Michelangelo intervenne sulla figura di Maria trasformandola in una nuova versione del corpo
di Gesù, della precedente concezione rimasero solo le gambe. Maria, nella nuova versione,
venne infine ricavata dalla spalla sinistra e dal petto del Cristo primitivo. Tutta l'attenzione
dell'artista è concentrata sul rapporto tra madre e figlio morto. Il torso del Cristo, leggermente
piegato in avanti, è schiacciato contro il corpo della Vergine quasi a formare un toccante
tutt'uno, con una grande tensione emotiva.Se guardata di lato, la statua appare curva in avanti.
Questa curvatura dà un senso di slancio verso l'alto come forse è dato intendere da un episodio
come la morte di Cristo prossimo alla Resurrezione.

Il Mosè
Il Mosè di Michelangelo fu pensato e scolpito per decorare la tomba di Papa Giulio II insieme a
circa cinquanta altre statue. Databile al 1513-1515 circa, ritoccata nel 1542 e conservata nella
Basilica di San Pietro in Vincoli a Roma.Il profeta viene rappresentato in posizione seduta, con
la testa barbuta rivolta a sinistra, il piede destro posato per terra e la gamba sinistra sollevata
con la sola punta del piede posata sulla base.Il braccio sinistro è abbandonato sul grembo,
invece quello destro regge le tavole della Legge, mentre la mano arriccia la lunga barba.
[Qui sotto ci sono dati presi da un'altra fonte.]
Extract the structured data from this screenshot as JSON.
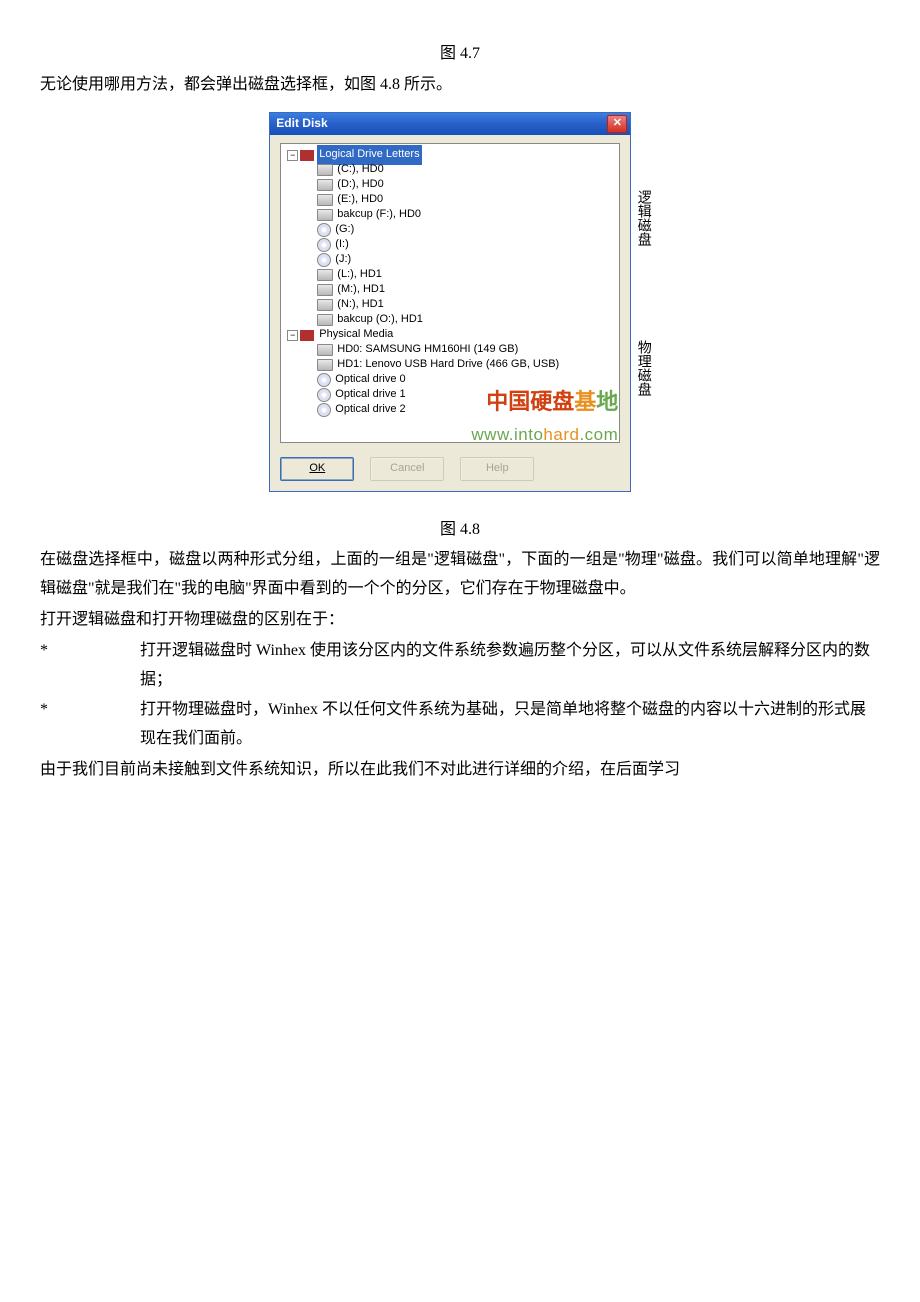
{
  "text": {
    "fig47": "图 4.7",
    "intro48": "无论使用哪用方法，都会弹出磁盘选择框，如图 4.8 所示。",
    "fig48": "图 4.8",
    "p1": "在磁盘选择框中，磁盘以两种形式分组，上面的一组是\"逻辑磁盘\"，下面的一组是\"物理\"磁盘。我们可以简单地理解\"逻辑磁盘\"就是我们在\"我的电脑\"界面中看到的一个个的分区，它们存在于物理磁盘中。",
    "p2": "打开逻辑磁盘和打开物理磁盘的区别在于：",
    "b1": "打开逻辑磁盘时 Winhex 使用该分区内的文件系统参数遍历整个分区，可以从文件系统层解释分区内的数据；",
    "b2": "打开物理磁盘时，Winhex 不以任何文件系统为基础，只是简单地将整个磁盘的内容以十六进制的形式展现在我们面前。",
    "p3": "由于我们目前尚未接触到文件系统知识，所以在此我们不对此进行详细的介绍，在后面学习",
    "star": "*"
  },
  "dialog": {
    "title": "Edit Disk",
    "close": "✕",
    "logical_header": "Logical Drive Letters",
    "physical_header": "Physical Media",
    "logical": [
      "(C:), HD0",
      "(D:), HD0",
      "(E:), HD0",
      "bakcup (F:), HD0",
      "(G:)",
      "(I:)",
      "(J:)",
      "(L:), HD1",
      "(M:), HD1",
      "(N:), HD1",
      "bakcup (O:), HD1"
    ],
    "physical": [
      "HD0: SAMSUNG HM160HI (149 GB)",
      "HD1: Lenovo USB Hard Drive (466 GB, USB)",
      "Optical drive 0",
      "Optical drive 1",
      "Optical drive 2"
    ],
    "ok": "OK",
    "cancel": "Cancel",
    "help": "Help",
    "watermark1a": "中国硬盘",
    "watermark1b": "基",
    "watermark1c": "地",
    "watermark2a": "www.into",
    "watermark2b": "hard",
    "watermark2c": ".com"
  },
  "side": {
    "logical": "逻辑磁盘",
    "physical": "物理磁盘"
  }
}
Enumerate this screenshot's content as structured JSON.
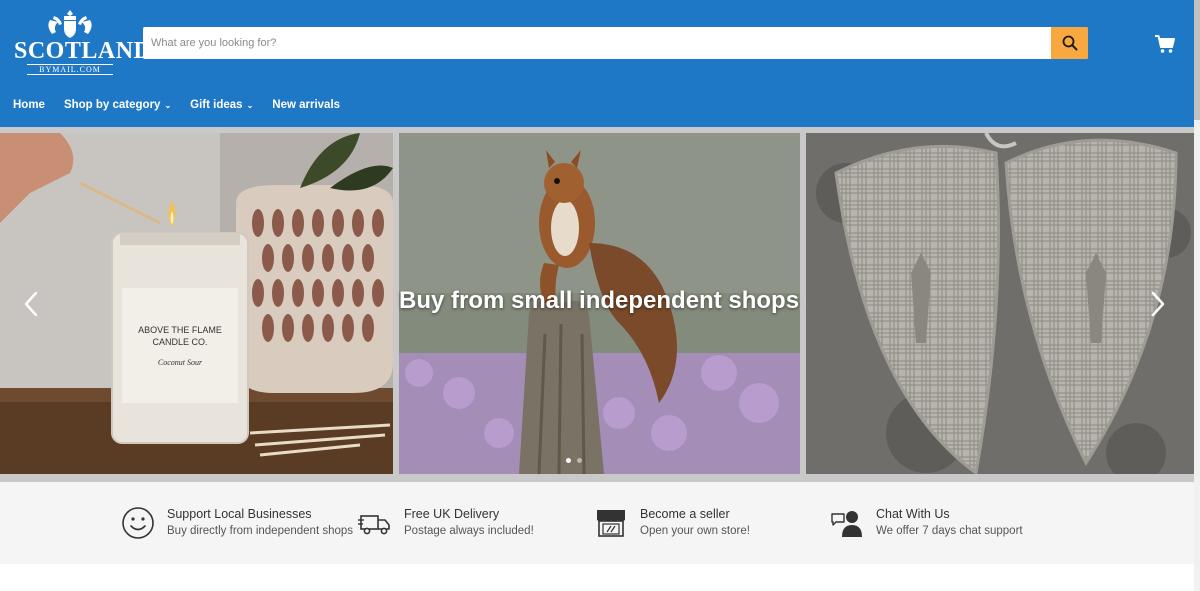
{
  "brand": {
    "name": "SCOTLAND",
    "sub": "BYMAIL.COM"
  },
  "search": {
    "placeholder": "What are you looking for?"
  },
  "icons": {
    "search": "search-icon",
    "cart": "cart-icon"
  },
  "colors": {
    "header": "#1f78c6",
    "search_button": "#f7a83f",
    "features_bg": "#f5f5f5"
  },
  "nav": [
    {
      "label": "Home",
      "has_dropdown": false
    },
    {
      "label": "Shop by category",
      "has_dropdown": true
    },
    {
      "label": "Gift ideas",
      "has_dropdown": true
    },
    {
      "label": "New arrivals",
      "has_dropdown": false
    }
  ],
  "hero": {
    "title": "Buy from small independent shops",
    "slides": 2,
    "active_slide": 1,
    "candle": {
      "brand": "ABOVE THE FLAME",
      "brand2": "CANDLE CO.",
      "scent": "Coconut Sour"
    }
  },
  "features": [
    {
      "icon": "smiley-icon",
      "title": "Support Local Businesses",
      "subtitle": "Buy directly from independent shops"
    },
    {
      "icon": "delivery-truck-icon",
      "title": "Free UK Delivery",
      "subtitle": "Postage always included!"
    },
    {
      "icon": "storefront-icon",
      "title": "Become a seller",
      "subtitle": "Open your own store!"
    },
    {
      "icon": "chat-support-icon",
      "title": "Chat With Us",
      "subtitle": "We offer 7 days chat support"
    }
  ]
}
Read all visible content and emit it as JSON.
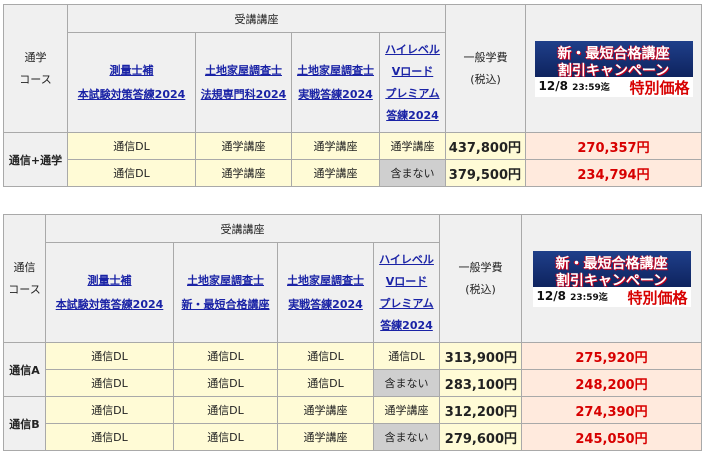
{
  "banner": {
    "line1": "新・最短合格講座",
    "line2": "割引キャンペーン",
    "date": "12/8",
    "time": "23:59迄",
    "price_label": "特別価格"
  },
  "table1": {
    "course_header": "通学\nコース",
    "courses_header": "受講講座",
    "course_links": [
      "測量士補\n本試験対策答練2024",
      "土地家屋調査士\n法規専門科2024",
      "土地家屋調査士\n実戦答練2024",
      "ハイレベル\nVロード\nプレミアム\n答練2024"
    ],
    "fee_header": "一般学費\n(税込)",
    "row_label": "通信+通学",
    "rows": [
      {
        "c1": "通信DL",
        "c2": "通学講座",
        "c3": "通学講座",
        "c4": "通学講座",
        "fee": "437,800円",
        "sale": "270,357円"
      },
      {
        "c1": "通信DL",
        "c2": "通学講座",
        "c3": "通学講座",
        "c4": "含まない",
        "fee": "379,500円",
        "sale": "234,794円"
      }
    ]
  },
  "table2": {
    "course_header": "通信\nコース",
    "courses_header": "受講講座",
    "course_links": [
      "測量士補\n本試験対策答練2024",
      "土地家屋調査士\n新・最短合格講座",
      "土地家屋調査士\n実戦答練2024",
      "ハイレベル\nVロード\nプレミアム\n答練2024"
    ],
    "fee_header": "一般学費\n(税込)",
    "groups": [
      {
        "label": "通信A",
        "rows": [
          {
            "c1": "通信DL",
            "c2": "通信DL",
            "c3": "通信DL",
            "c4": "通信DL",
            "fee": "313,900円",
            "sale": "275,920円"
          },
          {
            "c1": "通信DL",
            "c2": "通信DL",
            "c3": "通信DL",
            "c4": "含まない",
            "fee": "283,100円",
            "sale": "248,200円"
          }
        ]
      },
      {
        "label": "通信B",
        "rows": [
          {
            "c1": "通信DL",
            "c2": "通信DL",
            "c3": "通学講座",
            "c4": "通学講座",
            "fee": "312,200円",
            "sale": "274,390円"
          },
          {
            "c1": "通信DL",
            "c2": "通信DL",
            "c3": "通学講座",
            "c4": "含まない",
            "fee": "279,600円",
            "sale": "245,050円"
          }
        ]
      }
    ]
  }
}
Curiosamente le tavole della legge risultano rovesciate, come se fossero scivolate dalle braccia
del Mosè. Celebre lo sguardo del Mosè definito come “terribile”: esso è stato interpretato come
espressione del carattere di Michelangelo, irascibile, orgoglioso e severo, per il quale è stato
coniato il termine "terribilità". Il riferimento è l’arte classica, Donatello in particolare, della
quale si riprendono le proporzioni, l’armonia, l’idealizzazione delle figure e la monumentalità
delle forme. Le corna sul capo del Mosè, tipiche della sua iconografia, sono probabilmente
dovute ad un errore di traduzione del Libro dell'Esodo, nel quale si narra che Mosè, scendendo
dal monte Sinai, avesse due raggi sulla fronte. L'ebraico "karan" "raggi" potrebbe essere stato
confuso con "keren" "corna". All'errore può aver contribuito anche il fatto che nel Medioevo si
riteneva che solo Gesù potesse avere il volto pieno di luce.